Gleichzeitigkeiten: Der Diskurs über „The Zone of Interest“

„The Zone of Interest“ ist ein herausfordernder Film. Sebastian Seidler und Benjamin Johann wünschen sich eine tiefgreifendere Auseinandersetzung mit der Komplexität des Films. Ein Kommentar.

Meinungen
Zone of Interest

Der gerne in Filmkritiken getroffene Feststellung, ein Film sei wichtig, gar für unsere Gegenwart von allergrößter Bedeutung, wohnt eine seltsame Spannung inne. Es herrscht ein Ungleichgewicht zwischen der behaupteten Bedeutung und dem tatsächlichen Diskurs, wie er in der Öffentlichkeit geführt oder vielmehr eben nicht geführt wird. Filme werden registriert, kritisch verarbeitet und in der Folge abgeschlossen: Der Text ist geschrieben, das Urteil in der Welt. Zweifellos ist „The Zone of Interest“ ein Film von enormer Wichtigkeit, was sich schon daran zeigt, dass er sein Publikum findet und Menschen in das Kino zieht – bemerkenswert, bedenkt man dessen Unzugänglichkeit und kompromisslose Ästhetik.

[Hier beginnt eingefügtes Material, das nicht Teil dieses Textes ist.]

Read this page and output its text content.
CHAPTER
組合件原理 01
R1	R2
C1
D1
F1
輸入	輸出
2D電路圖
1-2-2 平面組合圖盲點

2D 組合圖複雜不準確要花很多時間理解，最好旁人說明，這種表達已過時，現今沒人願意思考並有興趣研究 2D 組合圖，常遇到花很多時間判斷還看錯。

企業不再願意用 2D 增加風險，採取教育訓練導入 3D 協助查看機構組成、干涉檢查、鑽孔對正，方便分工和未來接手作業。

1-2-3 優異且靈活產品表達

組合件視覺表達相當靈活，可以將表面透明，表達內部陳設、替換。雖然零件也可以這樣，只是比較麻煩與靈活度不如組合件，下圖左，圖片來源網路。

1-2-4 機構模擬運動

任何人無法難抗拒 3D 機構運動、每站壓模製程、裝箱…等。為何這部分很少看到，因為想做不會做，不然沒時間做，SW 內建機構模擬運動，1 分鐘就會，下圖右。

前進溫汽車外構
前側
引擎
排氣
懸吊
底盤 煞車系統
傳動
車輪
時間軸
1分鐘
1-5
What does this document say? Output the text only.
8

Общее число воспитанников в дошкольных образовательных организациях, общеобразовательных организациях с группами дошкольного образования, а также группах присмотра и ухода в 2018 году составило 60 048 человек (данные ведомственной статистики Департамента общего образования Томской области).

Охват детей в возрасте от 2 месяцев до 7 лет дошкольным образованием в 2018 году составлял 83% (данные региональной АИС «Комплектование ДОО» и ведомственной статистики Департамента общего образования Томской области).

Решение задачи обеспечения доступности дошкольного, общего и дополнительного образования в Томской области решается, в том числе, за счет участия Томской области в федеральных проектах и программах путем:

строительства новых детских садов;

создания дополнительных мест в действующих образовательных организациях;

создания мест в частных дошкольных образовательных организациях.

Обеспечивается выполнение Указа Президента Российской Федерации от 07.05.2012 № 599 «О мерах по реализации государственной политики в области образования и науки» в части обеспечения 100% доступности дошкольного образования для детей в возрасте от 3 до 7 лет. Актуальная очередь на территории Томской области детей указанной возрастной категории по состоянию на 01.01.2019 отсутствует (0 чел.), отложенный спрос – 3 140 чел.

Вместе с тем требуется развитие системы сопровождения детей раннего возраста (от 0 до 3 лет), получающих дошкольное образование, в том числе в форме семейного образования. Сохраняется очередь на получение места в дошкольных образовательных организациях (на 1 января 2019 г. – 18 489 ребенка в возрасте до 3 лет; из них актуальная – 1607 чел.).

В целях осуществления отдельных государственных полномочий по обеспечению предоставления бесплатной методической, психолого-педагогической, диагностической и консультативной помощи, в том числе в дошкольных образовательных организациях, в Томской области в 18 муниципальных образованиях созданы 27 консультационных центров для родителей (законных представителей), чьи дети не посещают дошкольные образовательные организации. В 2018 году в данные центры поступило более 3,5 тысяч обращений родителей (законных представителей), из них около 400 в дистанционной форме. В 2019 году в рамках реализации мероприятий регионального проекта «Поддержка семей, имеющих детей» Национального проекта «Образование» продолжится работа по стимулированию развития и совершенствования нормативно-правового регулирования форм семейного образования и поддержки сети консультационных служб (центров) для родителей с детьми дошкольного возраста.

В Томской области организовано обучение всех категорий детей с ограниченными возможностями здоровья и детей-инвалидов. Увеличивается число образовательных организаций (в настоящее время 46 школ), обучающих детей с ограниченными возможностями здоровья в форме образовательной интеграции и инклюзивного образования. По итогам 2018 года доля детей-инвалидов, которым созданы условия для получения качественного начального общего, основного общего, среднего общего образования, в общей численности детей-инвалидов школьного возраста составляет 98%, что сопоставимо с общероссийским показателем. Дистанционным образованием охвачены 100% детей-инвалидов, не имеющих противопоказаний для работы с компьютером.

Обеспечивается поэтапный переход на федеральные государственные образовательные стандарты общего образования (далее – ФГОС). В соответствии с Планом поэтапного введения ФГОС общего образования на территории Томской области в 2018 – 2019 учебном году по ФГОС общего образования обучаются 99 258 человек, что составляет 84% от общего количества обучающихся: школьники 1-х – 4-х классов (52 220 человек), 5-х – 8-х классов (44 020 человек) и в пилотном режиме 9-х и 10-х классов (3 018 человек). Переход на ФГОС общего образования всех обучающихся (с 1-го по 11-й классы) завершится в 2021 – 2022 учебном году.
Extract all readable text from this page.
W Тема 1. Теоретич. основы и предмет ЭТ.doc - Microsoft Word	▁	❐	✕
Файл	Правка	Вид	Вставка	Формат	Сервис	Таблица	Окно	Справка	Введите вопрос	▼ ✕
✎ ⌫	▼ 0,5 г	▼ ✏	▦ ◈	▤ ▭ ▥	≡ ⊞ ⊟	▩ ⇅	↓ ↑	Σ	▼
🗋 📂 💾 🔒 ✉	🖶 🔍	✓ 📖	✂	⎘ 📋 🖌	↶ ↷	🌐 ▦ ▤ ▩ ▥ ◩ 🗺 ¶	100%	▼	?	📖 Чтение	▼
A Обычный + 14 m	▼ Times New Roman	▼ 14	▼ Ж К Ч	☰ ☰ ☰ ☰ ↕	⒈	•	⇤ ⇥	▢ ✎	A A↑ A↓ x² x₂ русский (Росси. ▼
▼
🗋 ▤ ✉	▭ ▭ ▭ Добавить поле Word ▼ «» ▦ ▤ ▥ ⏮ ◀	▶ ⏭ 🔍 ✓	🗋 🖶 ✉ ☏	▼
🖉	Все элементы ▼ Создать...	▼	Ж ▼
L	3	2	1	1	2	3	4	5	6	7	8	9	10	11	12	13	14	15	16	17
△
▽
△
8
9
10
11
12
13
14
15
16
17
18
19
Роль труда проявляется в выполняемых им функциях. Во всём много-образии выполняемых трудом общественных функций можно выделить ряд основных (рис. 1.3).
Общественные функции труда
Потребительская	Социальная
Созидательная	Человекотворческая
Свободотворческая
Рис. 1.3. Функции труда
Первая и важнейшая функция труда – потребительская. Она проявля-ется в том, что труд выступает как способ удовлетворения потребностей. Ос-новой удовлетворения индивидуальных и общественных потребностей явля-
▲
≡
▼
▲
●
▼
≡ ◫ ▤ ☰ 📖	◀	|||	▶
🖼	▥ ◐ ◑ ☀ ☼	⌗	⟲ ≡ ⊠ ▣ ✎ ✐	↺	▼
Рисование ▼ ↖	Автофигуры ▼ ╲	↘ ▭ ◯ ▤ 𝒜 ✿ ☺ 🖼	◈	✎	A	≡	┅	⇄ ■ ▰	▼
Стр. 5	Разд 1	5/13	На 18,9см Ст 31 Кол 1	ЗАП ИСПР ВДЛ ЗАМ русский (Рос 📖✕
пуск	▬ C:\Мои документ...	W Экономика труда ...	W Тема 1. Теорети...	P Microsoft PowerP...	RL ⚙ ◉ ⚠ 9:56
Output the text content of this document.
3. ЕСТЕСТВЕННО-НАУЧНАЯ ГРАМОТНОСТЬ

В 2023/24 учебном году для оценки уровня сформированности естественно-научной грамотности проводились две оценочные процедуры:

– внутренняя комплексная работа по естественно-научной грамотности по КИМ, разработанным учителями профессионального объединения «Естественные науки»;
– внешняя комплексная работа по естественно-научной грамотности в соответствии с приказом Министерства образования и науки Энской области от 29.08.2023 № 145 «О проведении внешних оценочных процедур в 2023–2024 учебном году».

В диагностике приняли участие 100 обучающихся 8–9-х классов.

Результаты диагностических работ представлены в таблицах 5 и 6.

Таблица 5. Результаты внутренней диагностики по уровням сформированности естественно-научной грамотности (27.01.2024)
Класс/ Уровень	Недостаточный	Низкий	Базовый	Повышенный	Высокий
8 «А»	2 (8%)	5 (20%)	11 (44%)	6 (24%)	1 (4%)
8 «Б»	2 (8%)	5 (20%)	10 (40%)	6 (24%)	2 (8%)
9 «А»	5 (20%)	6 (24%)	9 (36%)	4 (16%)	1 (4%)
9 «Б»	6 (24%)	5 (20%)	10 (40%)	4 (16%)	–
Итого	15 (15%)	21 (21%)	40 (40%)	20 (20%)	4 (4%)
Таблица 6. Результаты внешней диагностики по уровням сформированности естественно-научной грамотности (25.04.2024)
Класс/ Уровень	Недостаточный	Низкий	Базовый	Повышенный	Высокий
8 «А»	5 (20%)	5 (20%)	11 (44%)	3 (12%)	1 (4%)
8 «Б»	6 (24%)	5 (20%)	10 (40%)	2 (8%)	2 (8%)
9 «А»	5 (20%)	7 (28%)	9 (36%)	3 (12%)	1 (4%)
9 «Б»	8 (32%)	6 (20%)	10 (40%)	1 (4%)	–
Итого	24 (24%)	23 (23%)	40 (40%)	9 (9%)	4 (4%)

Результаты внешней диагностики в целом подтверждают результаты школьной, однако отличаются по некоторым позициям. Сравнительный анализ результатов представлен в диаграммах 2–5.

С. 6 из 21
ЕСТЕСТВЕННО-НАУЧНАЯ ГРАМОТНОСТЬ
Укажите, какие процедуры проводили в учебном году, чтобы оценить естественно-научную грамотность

Selbstverständlich wird über den Film geschrieben. Sehr viel sogar. Viel zu selten aber miteinander. Eine wirkliche Debatte entsteht nicht. Jetzt, nach dem Gewinn des Oscars für den Besten fremdsprachigen Film, kann man auch weitergehen, sich den kommenden Filmen zuwenden. Was in diesem Zusammenhang jedoch noch viel schwerer wiegt, ist das Ausbleiben einer Reflexion darüber, wie sich dem Film angenähert wird. Ohnehin ein großes Problem der Kulturkritik, die sich viel zu sehr der Form der Kritik anbiedert, wie sie vom Feuilleton oder im Filmjournalismus allgemein gefordert wird: Es geht kaum je darum, was ein Film für einen Text verlangt; der Text stülpt sich über die Bilder.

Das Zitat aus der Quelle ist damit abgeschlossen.